おじいちゃんから、ミナトホテルの裏庭の鍵を探して欲しいと頼まれる。
ミナトホテルに出向くと、突然湊篤彦が階段から落ちてきて骨折してしまった。
骨折した篤彦のために、いなくなったネコの平田カラメルを探すことやホテルのカウンターに座ることも引き受けてしまう。
そして、ミナトホテルがワケアリの人を泊めるホテルであることを知る。
子育てに疲れ切ったお母さん、暴力を振るう元夫から逃れてきた元妻など。
篤彦は亡くなった母の陽子からホテルを引き継いだ。
その陽子が、裏庭の鍵をどこに置いていたのか篤彦も知らない。
芯は、陽子の遺品整理をしながら、篤彦は陽子の妹の子であることがわかってくる。
会社の非常階段で泣いていた花岡も、ミナトホテルとの関わりができる。
芯のおじいちゃんは、陽子さんの同級生で、美千代さん福田さんとともにお互い助け合ってきた仲だ。

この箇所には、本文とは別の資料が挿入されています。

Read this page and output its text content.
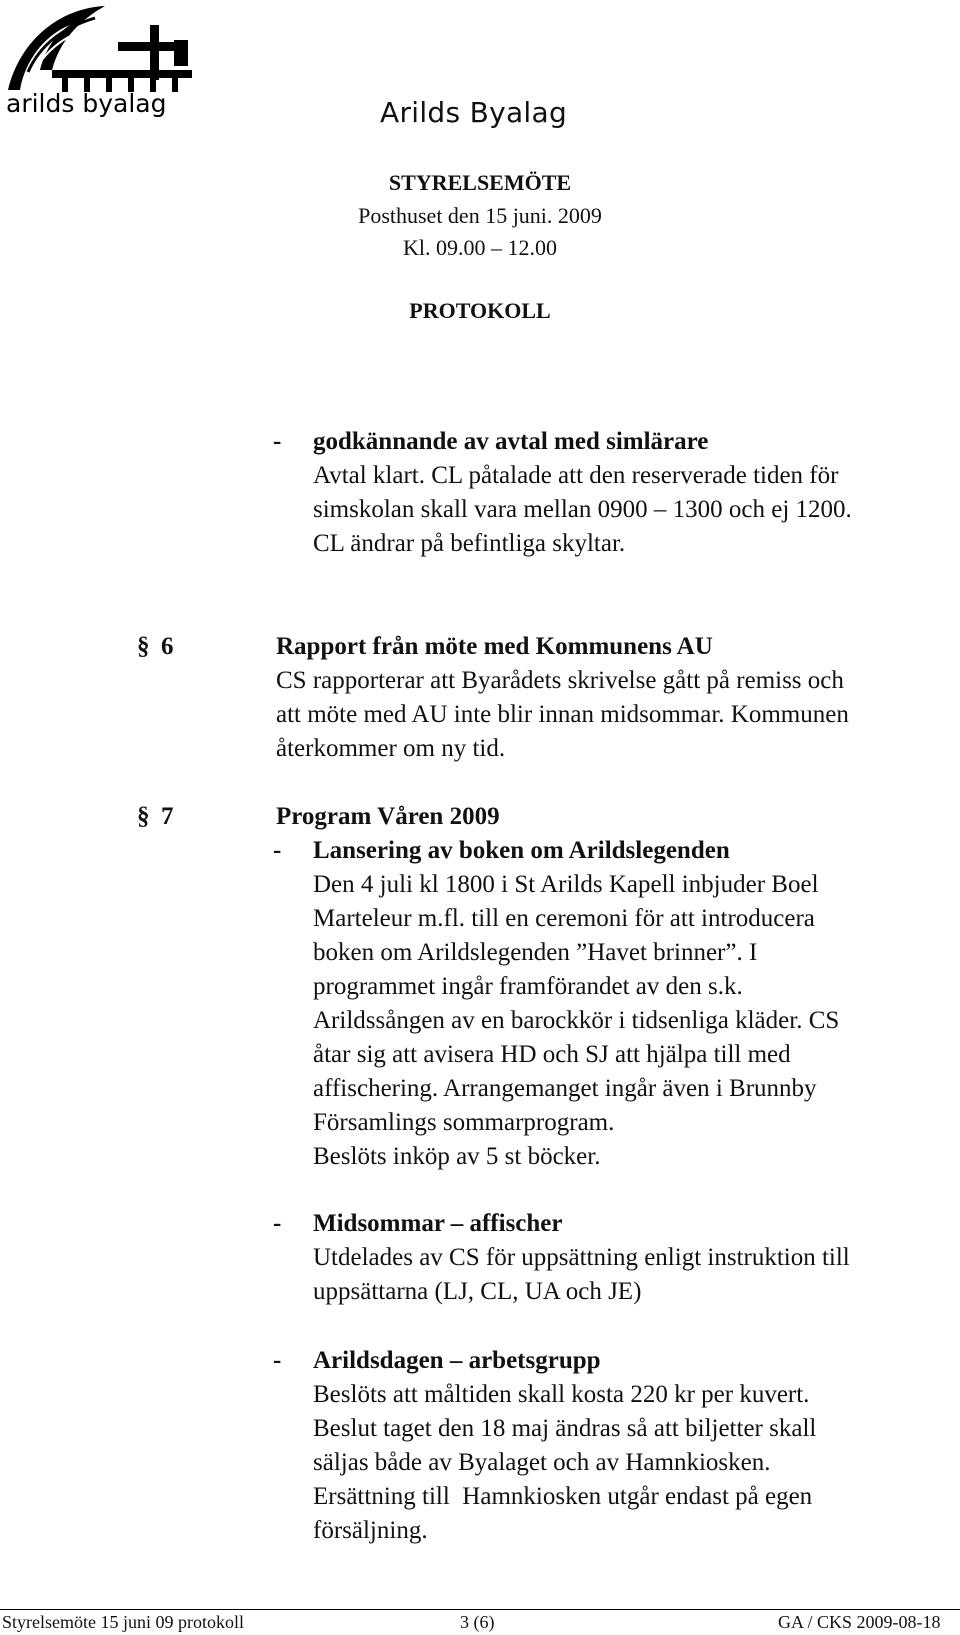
arilds byalag	Arilds Byalag
STYRELSEMÖTE
Posthuset den 15 juni. 2009
Kl. 09.00 – 12.00
PROTOKOLL
- godkännande av avtal med simlärare
Avtal klart. CL påtalade att den reserverade tiden för
simskolan skall vara mellan 0900 – 1300 och ej 1200.
CL ändrar på befintliga skyltar.
§ 6	Rapport från möte med Kommunens AU
CS rapporterar att Byarådets skrivelse gått på remiss och
att möte med AU inte blir innan midsommar. Kommunen
återkommer om ny tid.
§ 7	Program Våren 2009
- Lansering av boken om Arildslegenden
Den 4 juli kl 1800 i St Arilds Kapell inbjuder Boel
Marteleur m.fl. till en ceremoni för att introducera
boken om Arildslegenden ”Havet brinner”. I
programmet ingår framförandet av den s.k.
Arildssången av en barockkör i tidsenliga kläder. CS
åtar sig att avisera HD och SJ att hjälpa till med
affischering. Arrangemanget ingår även i Brunnby
Församlings sommarprogram.
Beslöts inköp av 5 st böcker.
- Midsommar – affischer
Utdelades av CS för uppsättning enligt instruktion till
uppsättarna (LJ, CL, UA och JE)
- Arildsdagen – arbetsgrupp
Beslöts att måltiden skall kosta 220 kr per kuvert.
Beslut taget den 18 maj ändras så att biljetter skall
säljas både av Byalaget och av Hamnkiosken.
Ersättning till  Hamnkiosken utgår endast på egen
försäljning.
Styrelsemöte 15 juni 09 protokoll	3 (6)	GA / CKS 2009-08-18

それらの出来事が、関わり合いながら、鍵が見つかり、そこで陽子さんの一周忌を開くことができた。
花岡さんが、52万円を叩きつける場面は痛快だった。
自分がしかめっ面をしてるなと気づいたら、きれいな花が咲いていると言ってみようと思った。
寺地はるなさんのデビュー2作目です。